VELİ ALTINKAYA


KAYSERİ’NİN ÇEVRESİ, ŞEHİRDEN ETKİLİYDİ

GÜNDEM - Veli ALTINKAYA


Hüseyin Cömert, Kayseri eski Kültür Müdürü. ERÜ’de de Kültür ve Sosyal İşler Daire Başkanlığı yaptı. Hüseyin Abi, okuyan, araştıran ve yazan, bu şehrin önemli hafızalarından biri. Şehirle ilgili yazılarımızda ara ara ‘kaynak kişi’ olarak kendisinin bilgi ve birikimine başvuruyoruz.

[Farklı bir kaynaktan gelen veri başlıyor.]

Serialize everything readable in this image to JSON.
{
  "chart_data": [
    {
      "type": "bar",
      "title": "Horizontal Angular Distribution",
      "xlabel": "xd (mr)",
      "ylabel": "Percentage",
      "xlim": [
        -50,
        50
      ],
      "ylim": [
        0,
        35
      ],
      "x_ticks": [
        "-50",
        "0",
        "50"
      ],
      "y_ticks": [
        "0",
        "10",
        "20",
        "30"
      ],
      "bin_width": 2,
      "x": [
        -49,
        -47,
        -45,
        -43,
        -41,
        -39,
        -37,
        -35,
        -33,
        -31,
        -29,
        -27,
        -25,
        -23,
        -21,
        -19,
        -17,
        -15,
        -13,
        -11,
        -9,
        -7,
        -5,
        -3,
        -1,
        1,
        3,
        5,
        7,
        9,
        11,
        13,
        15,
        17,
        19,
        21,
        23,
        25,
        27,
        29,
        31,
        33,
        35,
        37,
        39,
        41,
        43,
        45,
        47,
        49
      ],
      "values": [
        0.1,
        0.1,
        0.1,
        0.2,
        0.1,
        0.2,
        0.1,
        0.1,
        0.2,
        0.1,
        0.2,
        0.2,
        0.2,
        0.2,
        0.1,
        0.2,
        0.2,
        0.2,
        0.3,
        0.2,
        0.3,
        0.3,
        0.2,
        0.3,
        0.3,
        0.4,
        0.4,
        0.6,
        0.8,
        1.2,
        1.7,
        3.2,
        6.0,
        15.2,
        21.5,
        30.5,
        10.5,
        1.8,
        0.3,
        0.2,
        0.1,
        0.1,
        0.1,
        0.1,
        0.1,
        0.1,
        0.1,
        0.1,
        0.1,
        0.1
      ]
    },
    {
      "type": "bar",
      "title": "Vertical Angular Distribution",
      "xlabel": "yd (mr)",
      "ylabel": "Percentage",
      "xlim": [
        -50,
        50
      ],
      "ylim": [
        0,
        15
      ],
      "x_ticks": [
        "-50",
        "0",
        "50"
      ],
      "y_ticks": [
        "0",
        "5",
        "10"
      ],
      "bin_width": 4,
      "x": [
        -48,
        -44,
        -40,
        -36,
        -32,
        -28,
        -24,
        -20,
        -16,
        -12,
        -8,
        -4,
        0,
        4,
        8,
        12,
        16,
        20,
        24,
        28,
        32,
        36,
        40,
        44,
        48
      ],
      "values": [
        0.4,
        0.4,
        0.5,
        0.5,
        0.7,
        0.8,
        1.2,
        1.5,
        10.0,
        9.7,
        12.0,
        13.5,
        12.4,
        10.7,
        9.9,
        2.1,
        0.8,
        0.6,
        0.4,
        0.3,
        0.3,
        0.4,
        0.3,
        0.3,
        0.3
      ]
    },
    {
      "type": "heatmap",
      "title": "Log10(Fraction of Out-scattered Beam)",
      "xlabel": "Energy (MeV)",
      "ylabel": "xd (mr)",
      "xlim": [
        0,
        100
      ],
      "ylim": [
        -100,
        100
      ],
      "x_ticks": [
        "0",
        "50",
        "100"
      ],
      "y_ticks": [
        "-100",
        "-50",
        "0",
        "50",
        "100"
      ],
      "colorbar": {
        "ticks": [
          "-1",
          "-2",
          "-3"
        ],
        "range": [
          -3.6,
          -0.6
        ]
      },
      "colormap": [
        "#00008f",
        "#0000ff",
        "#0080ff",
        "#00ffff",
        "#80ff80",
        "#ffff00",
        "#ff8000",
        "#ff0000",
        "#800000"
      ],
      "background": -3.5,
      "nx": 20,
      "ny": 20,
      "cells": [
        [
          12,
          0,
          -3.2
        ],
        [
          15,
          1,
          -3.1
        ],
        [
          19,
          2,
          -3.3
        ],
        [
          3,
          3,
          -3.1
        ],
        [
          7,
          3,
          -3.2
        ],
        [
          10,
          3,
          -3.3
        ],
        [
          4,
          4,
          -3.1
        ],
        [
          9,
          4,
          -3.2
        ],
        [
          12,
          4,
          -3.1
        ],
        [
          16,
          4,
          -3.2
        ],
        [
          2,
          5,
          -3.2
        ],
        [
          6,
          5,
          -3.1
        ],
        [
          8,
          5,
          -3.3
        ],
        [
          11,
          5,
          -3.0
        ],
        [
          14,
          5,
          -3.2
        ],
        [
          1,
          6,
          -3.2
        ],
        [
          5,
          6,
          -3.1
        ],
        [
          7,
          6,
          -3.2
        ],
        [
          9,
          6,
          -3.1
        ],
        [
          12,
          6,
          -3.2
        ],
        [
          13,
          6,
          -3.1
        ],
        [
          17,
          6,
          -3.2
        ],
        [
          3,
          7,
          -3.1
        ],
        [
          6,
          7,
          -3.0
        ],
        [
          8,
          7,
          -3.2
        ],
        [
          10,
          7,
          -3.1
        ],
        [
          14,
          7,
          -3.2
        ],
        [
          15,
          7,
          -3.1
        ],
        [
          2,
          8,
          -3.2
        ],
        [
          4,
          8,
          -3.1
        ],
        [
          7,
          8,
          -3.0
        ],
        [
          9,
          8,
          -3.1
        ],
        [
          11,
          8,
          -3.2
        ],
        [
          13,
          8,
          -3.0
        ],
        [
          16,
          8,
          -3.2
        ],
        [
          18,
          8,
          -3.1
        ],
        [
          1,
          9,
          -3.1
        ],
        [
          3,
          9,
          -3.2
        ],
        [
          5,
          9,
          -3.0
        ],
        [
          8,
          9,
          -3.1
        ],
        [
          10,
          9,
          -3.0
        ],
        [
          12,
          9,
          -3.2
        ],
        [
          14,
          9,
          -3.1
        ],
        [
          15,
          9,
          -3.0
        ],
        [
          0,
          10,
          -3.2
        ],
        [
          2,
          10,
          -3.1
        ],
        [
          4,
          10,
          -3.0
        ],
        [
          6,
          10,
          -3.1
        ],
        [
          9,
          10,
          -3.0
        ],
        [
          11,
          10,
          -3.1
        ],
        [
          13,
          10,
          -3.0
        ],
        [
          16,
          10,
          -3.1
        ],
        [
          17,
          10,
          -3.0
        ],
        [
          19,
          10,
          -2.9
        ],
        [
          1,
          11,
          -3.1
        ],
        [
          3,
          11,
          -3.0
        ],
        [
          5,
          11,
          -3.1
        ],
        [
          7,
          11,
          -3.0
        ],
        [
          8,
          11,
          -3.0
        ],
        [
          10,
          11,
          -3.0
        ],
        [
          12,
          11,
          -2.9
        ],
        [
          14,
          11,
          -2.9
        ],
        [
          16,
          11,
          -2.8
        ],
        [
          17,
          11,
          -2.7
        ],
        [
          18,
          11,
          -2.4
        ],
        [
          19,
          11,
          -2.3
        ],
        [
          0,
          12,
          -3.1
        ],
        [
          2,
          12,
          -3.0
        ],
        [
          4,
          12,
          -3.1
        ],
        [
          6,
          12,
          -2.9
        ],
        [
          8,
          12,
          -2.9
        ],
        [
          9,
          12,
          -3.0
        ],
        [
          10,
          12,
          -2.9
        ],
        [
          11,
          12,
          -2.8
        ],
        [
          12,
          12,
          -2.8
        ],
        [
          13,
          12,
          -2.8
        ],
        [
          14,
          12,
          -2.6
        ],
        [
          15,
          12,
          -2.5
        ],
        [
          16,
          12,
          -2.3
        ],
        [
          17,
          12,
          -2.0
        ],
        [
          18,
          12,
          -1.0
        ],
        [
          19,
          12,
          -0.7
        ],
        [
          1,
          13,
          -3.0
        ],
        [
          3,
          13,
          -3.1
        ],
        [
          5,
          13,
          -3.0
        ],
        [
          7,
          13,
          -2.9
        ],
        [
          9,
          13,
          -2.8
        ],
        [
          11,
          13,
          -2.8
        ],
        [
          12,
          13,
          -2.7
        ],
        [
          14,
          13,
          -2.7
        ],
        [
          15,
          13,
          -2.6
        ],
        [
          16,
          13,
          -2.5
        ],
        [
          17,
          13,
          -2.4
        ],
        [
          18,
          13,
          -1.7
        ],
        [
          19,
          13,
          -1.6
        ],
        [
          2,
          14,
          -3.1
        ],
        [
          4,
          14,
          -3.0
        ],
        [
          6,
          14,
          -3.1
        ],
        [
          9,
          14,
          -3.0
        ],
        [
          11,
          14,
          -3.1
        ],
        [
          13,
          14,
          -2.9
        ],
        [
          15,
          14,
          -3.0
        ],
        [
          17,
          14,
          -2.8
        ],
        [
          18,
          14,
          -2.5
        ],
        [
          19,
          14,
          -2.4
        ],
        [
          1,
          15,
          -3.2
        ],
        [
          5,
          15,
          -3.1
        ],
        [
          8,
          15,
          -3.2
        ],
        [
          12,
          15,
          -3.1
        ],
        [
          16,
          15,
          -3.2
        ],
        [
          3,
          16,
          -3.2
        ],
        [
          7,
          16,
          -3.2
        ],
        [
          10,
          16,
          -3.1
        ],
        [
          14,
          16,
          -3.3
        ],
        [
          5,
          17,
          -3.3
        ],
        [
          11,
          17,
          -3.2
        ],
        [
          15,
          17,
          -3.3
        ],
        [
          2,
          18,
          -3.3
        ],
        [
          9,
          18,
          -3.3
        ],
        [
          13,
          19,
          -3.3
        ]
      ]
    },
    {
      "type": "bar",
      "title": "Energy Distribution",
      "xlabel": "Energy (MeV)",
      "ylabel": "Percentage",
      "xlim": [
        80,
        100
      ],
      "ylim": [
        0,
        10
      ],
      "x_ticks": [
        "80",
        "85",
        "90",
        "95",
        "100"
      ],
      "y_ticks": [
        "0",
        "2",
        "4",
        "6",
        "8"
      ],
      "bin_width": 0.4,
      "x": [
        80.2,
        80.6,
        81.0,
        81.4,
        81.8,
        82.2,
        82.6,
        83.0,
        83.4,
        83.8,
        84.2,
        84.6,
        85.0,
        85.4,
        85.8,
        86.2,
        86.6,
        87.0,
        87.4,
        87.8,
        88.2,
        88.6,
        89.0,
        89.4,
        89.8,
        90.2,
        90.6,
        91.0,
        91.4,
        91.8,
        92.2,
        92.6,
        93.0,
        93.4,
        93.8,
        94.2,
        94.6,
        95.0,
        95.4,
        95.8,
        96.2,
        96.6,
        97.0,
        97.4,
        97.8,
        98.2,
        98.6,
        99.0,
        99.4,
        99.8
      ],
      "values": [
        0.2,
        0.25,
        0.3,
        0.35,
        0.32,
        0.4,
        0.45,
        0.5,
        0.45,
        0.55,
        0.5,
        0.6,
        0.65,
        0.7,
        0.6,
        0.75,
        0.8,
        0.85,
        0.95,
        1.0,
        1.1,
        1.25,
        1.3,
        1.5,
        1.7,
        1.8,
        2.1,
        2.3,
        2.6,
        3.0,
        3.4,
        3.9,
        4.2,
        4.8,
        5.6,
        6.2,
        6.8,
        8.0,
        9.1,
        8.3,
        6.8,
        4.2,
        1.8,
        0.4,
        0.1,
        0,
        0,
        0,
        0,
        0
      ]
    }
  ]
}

Bazen o beni arayarak, “Veli filan konuyu yazmışsın, o öyle değil şöyle olacak” dediği de vaki...

Endürlük’ten başlayarak bugünkü Güneşli’ye kadar birçok yerleşim merkezi Osmanlı’nın son dönemine kadar azınlıkların etkili ve ağırlıklı yaşadığı yerlerdi. Hatta Ermeni ve Rumların okumuş ve varlıklı olanları şehir merkezinden çok buralarda yaşarlardı. Talas, belli dönemlerde şehir merkezinden daha önemli bir ticari hareketliliğe sahipti.

Tehcir ve mübadeleden önce özellikle 19. asrın ikinci yarısında, daha varlıklı Rum ve Ermeni ailelerden bazıları ABD, Fransa ve İtalya’ya gittiler. Kayseri’deki azınlıkların şehrin çevresinde yaşayan varlıklı olanların Payitaht’ta ticareti elinde bulunduran ve Saray’da etkili olan nesepdaşları ile yakın ilişki içerisinde olduğunu da biliyoruz.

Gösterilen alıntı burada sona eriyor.